A 67-year-old female presented with a several month history of painless enlarging right periorbital growths. Examination showed multiple nontender subcutaneous nodules superior to the right eyebrow. Magnetic resonance imaging and incisional biopsy confirmed subcutaneous marginal zone B-cell lymphoma of mucosa-associated lymphoid tissue (MALT). Subcutaneous involvement sparing the epidermis is a rare presentation in patients with prior noncutaneous marginal zone lymphomas. Recent studies have demonstrated that subcutaneous dissemination is associated with MALT lymphoma of the breast and ocular adnexa. Systemic workup is therefore critical in patients who present with subcutaneous MALT lymphoma. Radiation therapy has proven to be effective in cutaneous marginal zone B-cell lymphomas.

Keywords: Lymphoma, mucosa-associated lymphoid tissue, subcutaneous


How to cite this article:
DeMaria LN, Iacob CE, Shinder R. Lymphoma presenting as subcutaneous periorbital nodules. Clin Dermatol Rev 2018;2:81-2

How to cite this URL:
DeMaria LN, Iacob CE, Shinder R. Lymphoma presenting as subcutaneous periorbital nodules. Clin Dermatol Rev [serial online] 2018 [cited 2018 Nov 18];2:81-2. Available from: http://www.cdriadvlkn.org/text.asp?2018/2/2/81/236341


  Introduction Top


Marginal zone B-cell lymphoma of mucosa-associated lymphoid tissue (MALT) has a propensity for extranodal organs due to interactions of mucosal structures such as α4 β7 integrins with endothelial venules.[1] Primary cutaneous marginal zone B-cell lymphoma (PCMZL) is a low-grade MALT lymphoma that originates in the skin without extracutaneous disease and represents 10% of cutaneous lymphomas.[2] Most present as multifocal lesions on the trunk and extremities but uncommonly (~10%) in the head and neck region, which is a contrast from cutaneous follicle center lymphomas.[3] An association with Borrelia burgdorferi infection has been investigated, with antibiotic use having a mixed effect on the regressions of lesions.[4]


  Case Report Top


A 67-year-old female with a past history of only well-controlled hypertension presented with a several month history of painless enlarging right periorbital growths.

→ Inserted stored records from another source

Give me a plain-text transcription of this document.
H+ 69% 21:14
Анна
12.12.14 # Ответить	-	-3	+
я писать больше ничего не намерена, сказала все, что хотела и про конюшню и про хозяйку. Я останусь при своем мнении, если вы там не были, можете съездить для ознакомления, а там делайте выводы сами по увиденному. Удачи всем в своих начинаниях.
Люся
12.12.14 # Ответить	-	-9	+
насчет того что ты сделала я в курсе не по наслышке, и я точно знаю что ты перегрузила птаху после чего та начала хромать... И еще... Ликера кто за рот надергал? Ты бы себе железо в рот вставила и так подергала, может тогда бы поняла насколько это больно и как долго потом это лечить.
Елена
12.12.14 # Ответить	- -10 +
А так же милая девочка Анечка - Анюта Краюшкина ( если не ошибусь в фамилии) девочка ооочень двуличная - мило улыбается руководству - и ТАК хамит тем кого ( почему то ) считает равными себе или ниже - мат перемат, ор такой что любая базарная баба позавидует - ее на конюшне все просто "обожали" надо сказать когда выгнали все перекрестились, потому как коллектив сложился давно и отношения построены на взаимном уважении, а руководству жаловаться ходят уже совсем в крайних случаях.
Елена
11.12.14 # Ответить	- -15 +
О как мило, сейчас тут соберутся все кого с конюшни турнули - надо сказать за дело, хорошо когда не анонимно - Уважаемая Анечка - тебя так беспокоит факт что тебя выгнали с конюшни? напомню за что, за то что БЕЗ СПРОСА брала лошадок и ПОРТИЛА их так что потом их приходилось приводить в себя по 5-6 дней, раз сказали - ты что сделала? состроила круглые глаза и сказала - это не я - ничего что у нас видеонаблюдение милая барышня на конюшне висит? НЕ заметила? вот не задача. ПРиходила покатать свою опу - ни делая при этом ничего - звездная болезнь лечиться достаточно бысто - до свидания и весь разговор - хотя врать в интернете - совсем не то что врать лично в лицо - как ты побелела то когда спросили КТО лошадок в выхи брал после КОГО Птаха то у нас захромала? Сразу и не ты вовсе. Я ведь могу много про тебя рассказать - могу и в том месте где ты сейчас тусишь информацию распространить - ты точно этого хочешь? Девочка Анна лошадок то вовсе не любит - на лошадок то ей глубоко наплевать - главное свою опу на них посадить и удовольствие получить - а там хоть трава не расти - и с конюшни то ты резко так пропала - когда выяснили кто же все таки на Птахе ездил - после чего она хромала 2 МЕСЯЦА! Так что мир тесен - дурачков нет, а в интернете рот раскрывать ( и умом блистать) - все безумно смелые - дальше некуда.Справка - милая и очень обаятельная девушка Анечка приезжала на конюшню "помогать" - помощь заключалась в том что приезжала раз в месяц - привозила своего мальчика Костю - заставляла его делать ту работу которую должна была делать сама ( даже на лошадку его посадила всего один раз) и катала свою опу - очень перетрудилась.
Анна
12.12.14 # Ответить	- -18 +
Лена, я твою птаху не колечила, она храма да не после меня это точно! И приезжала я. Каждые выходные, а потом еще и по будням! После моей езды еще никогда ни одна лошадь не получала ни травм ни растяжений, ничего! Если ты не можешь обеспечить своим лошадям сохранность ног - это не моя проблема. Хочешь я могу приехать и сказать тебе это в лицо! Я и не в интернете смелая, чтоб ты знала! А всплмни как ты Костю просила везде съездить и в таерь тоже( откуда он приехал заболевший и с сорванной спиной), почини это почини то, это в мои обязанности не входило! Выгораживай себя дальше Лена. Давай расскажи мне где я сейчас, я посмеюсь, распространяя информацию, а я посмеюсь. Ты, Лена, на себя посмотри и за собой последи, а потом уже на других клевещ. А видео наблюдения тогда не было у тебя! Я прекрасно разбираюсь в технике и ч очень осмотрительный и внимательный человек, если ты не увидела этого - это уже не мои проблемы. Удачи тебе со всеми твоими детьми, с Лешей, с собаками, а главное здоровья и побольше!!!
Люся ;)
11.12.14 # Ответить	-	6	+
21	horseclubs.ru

She denied any past similar lesions or any history of cancer. Examination showed multiple nontender subcutaneous nodules superior to the right eyebrow [Figure 1]a. Magnetic resonance imaging confirmed the superficial location of the lesions [Figure 1]b. Since the differential diagnosis was broad including both benign and malignant entities; a biopsy was suggested. Incisional biopsy revealed a dense infiltration of the dermis by monotonous small lymphocytes [Figure 1]c that stained with CD20 and CD43 [Figure 1]d confirming a diagnosis of extranodal marginal zone B-cell lymphoma of MALT. Systemic workup with full body positron emission testing was negative, and radiation therapy is currently planned.
Figure 1: (a) Clinical photograph demonstrating multiple subcutaneous nodules superior to the right eyebrow. (b) Axial T-1 weighted orbital magnetic resonance imaging confirming subcutaneous location of lesions (green arrow). (c) Histopathology of biopsy specimen demonstrating small monotonous lymphocytes infiltrating the dermis (H and E, ×400) with strong staining for CD43 (d), (×400)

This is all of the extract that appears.